The game is simple enough: it presents a word (supposedly an English word, but we have had our doubts on occasion) and a list of four potential synonyms. Choose correctly, and ten grains of rice appear in a wooden bowl in the developing world. Three correct answers in a row inflates your score/ego by one point. Choose incorrectly and you lose a point (don't worry, though--the Third World gets to keep its rice). According to the FreeRice people, everybody wins: we get more words, they get more rice. And it's all paid for by advertisers such as and Toshiba.

We admit that our motivation has little to do with aid to the less fortunate, and even less to do with improving our vocabulary. We simply wanted to trounce our savagely competitive word-game-oriented grandmother. Which we did: for one brief, shining moment, we attained a score of 49--"it is rare for people to get above level 48," the FAQs tell us.

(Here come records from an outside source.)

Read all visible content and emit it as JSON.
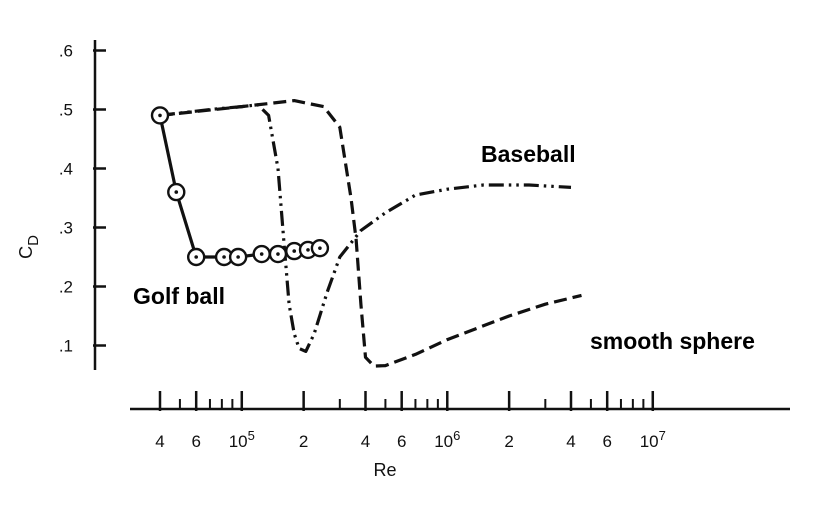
{
  "chart_data": {
    "type": "line",
    "xlabel": "Re",
    "ylabel": "C",
    "ylabel_sub": "D",
    "xscale": "log",
    "xlim": [
      30000,
      10000000
    ],
    "ylim": [
      0,
      0.6
    ],
    "grid": false,
    "x_ticks": [
      {
        "value": 40000,
        "label": "4"
      },
      {
        "value": 60000,
        "label": "6"
      },
      {
        "value": 100000,
        "label": "10",
        "exp": "5"
      },
      {
        "value": 200000,
        "label": "2"
      },
      {
        "value": 400000,
        "label": "4"
      },
      {
        "value": 600000,
        "label": "6"
      },
      {
        "value": 1000000,
        "label": "10",
        "exp": "6"
      },
      {
        "value": 2000000,
        "label": "2"
      },
      {
        "value": 4000000,
        "label": "4"
      },
      {
        "value": 6000000,
        "label": "6"
      },
      {
        "value": 10000000,
        "label": "10",
        "exp": "7"
      }
    ],
    "x_minor_ticks": [
      50000,
      70000,
      80000,
      90000,
      300000,
      500000,
      700000,
      800000,
      900000,
      3000000,
      5000000,
      7000000,
      8000000,
      9000000
    ],
    "y_ticks": [
      {
        "value": 0.1,
        "label": ".1"
      },
      {
        "value": 0.2,
        "label": ".2"
      },
      {
        "value": 0.3,
        "label": ".3"
      },
      {
        "value": 0.4,
        "label": ".4"
      },
      {
        "value": 0.5,
        "label": ".5"
      },
      {
        "value": 0.6,
        "label": ".6"
      }
    ],
    "series": [
      {
        "name": "Golf ball",
        "style": "solid",
        "markers": true,
        "points": [
          [
            40000,
            0.49
          ],
          [
            48000,
            0.36
          ],
          [
            60000,
            0.25
          ],
          [
            82000,
            0.25
          ],
          [
            96000,
            0.25
          ],
          [
            125000,
            0.255
          ],
          [
            150000,
            0.255
          ],
          [
            180000,
            0.26
          ],
          [
            210000,
            0.262
          ],
          [
            240000,
            0.265
          ]
        ]
      },
      {
        "name": "Baseball",
        "style": "dashdotdot",
        "markers": false,
        "points": [
          [
            40000,
            0.49
          ],
          [
            70000,
            0.5
          ],
          [
            100000,
            0.505
          ],
          [
            120000,
            0.508
          ],
          [
            135000,
            0.49
          ],
          [
            150000,
            0.4
          ],
          [
            160000,
            0.28
          ],
          [
            170000,
            0.17
          ],
          [
            180000,
            0.12
          ],
          [
            190000,
            0.095
          ],
          [
            205000,
            0.09
          ],
          [
            225000,
            0.12
          ],
          [
            260000,
            0.19
          ],
          [
            300000,
            0.25
          ],
          [
            380000,
            0.295
          ],
          [
            500000,
            0.325
          ],
          [
            700000,
            0.355
          ],
          [
            1000000,
            0.365
          ],
          [
            1500000,
            0.372
          ],
          [
            2500000,
            0.372
          ],
          [
            4000000,
            0.368
          ]
        ]
      },
      {
        "name": "smooth sphere",
        "style": "dashed",
        "markers": false,
        "points": [
          [
            40000,
            0.49
          ],
          [
            100000,
            0.505
          ],
          [
            180000,
            0.515
          ],
          [
            250000,
            0.505
          ],
          [
            300000,
            0.47
          ],
          [
            340000,
            0.35
          ],
          [
            360000,
            0.28
          ],
          [
            380000,
            0.17
          ],
          [
            400000,
            0.08
          ],
          [
            440000,
            0.065
          ],
          [
            500000,
            0.066
          ],
          [
            700000,
            0.085
          ],
          [
            1000000,
            0.11
          ],
          [
            2000000,
            0.15
          ],
          [
            3000000,
            0.17
          ],
          [
            4500000,
            0.185
          ]
        ]
      }
    ],
    "annotations": [
      {
        "text": "Baseball",
        "series": "Baseball"
      },
      {
        "text": "Golf ball",
        "series": "Golf ball"
      },
      {
        "text": "smooth sphere",
        "series": "smooth sphere"
      }
    ]
  }
}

"Improving your vocabulary can improve your life," say the FreeRice folks. Bitter experience has made us less sanguine: testing our improved vocabulary down at the local watering hole, we found that our newfound conversance with temerarious periphrasis was somewhat escharotic to our fellow patrons, and we barely escaped a retrose and edentulous expulsion from the establishment.

We hope FreeRice's claims about alleviating world hunger are better-founded than their claims about better living through word power.